The results of model tests in shallow-water conditions at water depth-to-draft ratio of h/T = 1.2 and slower passing speed v = 4 m/s presented by Swiegers in his Test No. 16 [17] show 3.5- and 4-times higher values of the maximum and minimum surge force coefficients, respectively, than the values measured at v = 6 m/s in the present study. The minimum sway force coefficient was 1.8 times greater; however, the maximum sway force coefficient was only a little greater than the coefficients obtained in deep water at higher speeds.

5. Conclusions

The presented experiments were carried out at Reynolds numbers from 2.4∙10⁷ to 6.1∙10⁷; therefore, the scale effects related to the viscosity can be neglected. Previous experiments carried out using large-scale models in deep- and shallow-water conditions [25] confirmed the strong influence of model scale on the flow-generated hydrodynamic forces in shallow water. The effects of flow blockage, water cushion formation and flow separation dependent on model scale, are more pronounced in shallow-water conditions than in deep water. The next part of the studies on the passing ship’s generated forces will be presented for shallow-water conditions.

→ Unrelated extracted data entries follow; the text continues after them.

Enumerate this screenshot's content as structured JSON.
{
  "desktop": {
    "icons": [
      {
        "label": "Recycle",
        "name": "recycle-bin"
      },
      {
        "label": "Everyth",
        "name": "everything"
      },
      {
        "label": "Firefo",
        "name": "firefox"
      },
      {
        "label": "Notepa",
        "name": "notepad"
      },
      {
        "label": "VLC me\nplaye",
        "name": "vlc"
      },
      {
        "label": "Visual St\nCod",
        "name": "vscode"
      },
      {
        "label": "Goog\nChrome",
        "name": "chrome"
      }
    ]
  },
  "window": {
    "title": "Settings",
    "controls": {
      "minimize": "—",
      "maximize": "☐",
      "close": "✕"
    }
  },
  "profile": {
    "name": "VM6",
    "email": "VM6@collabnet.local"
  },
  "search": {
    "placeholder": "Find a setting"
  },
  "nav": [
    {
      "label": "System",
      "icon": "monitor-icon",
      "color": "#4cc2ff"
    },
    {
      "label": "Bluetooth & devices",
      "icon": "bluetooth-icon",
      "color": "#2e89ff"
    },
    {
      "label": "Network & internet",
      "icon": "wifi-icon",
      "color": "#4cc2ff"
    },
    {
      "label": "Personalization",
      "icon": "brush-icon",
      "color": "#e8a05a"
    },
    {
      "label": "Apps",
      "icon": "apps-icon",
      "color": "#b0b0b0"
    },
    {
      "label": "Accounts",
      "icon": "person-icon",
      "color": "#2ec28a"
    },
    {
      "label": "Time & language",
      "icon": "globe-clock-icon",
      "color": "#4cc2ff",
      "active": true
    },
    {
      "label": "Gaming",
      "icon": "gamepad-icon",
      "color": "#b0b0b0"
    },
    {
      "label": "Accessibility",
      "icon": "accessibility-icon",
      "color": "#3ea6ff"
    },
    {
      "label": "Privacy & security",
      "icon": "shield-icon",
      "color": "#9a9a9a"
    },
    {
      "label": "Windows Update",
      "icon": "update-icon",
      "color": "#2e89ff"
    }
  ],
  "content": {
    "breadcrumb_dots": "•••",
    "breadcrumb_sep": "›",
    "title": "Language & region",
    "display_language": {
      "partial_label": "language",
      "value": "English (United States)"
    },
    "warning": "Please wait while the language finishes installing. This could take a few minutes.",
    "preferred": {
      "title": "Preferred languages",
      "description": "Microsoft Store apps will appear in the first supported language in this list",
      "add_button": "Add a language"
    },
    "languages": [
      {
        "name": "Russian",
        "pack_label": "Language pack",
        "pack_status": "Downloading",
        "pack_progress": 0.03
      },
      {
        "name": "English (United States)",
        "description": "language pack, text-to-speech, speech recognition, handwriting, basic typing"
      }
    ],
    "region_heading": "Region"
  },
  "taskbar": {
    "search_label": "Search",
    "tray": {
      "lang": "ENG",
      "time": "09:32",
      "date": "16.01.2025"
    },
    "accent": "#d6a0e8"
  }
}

The main conclusions are as follows:

• The results presented in Figure 13 and Figure 14 confirmed the general dependence of the forces in shallow-water conditions. The forces generated in shallow water at much smaller Froude numbers Fn = 0.07 [17] and Fn = 0.08 [25] were not less than forces generated at Fn = 0.12 and Fn = 0.15 in deep water.
• The effect of moored ship’s earlier reaction to a ship passing at a slower speed than that of a vessel passing at higher speed had been noticed by Huang and Chen [9], who explained this phenomenon as an earlier attainment of the maximum value by force at lower speed than at higher speed. It is more pronounced at shorter passing distances at s = 1 and s = 2 (Figure 7a or Figure 8a).
• The main objective of this work was to expand the experimental database for mooring loads generated by a passing ship; therefore, in this study, raw measurements are presented.

• The comparative results of model tests and numerical simulations were available in filtered form, without higher frequency oscillations, which have a small effect on the moored ship. This small effect is caused by high inertia of the moored ship [17,18,21]. Swiegers [17] and Kriebel [18] determined the minimum and maximum surge and sway forces using the smoothed time history of passing ship forces. Kriebel [18], in the analysis of results of model tests in 1:135 scale, used a low-pass filter with 2 Hz cut-off frequency, isolating low frequency loads.
• Raw data are overestimated in relation to filtered data. However, due to different experimental conditions, e.g., large-scale and self-propelled manned model, it was only possible to show that the obtained measurements were close to other results and had a similar trend of changes, depending on the influencing parameters.

4.

The general conclusions with respect to passing ship forces are that they increase with increasing passing velocity and with decreasing separation distance [13,17,21,22].

5.

Passing ship forces increase significantly if the passing ship sails at a drift angle [13]. Changing speed and course of a ship changes the phase and magnitude of the fluid forces. In the presented research, the reactions of the passing self-propelled manned ship model were compensated by the corrections of the propeller thrust and rudder angle, which enabled the maintenance of a constant course and constant speed in all tests.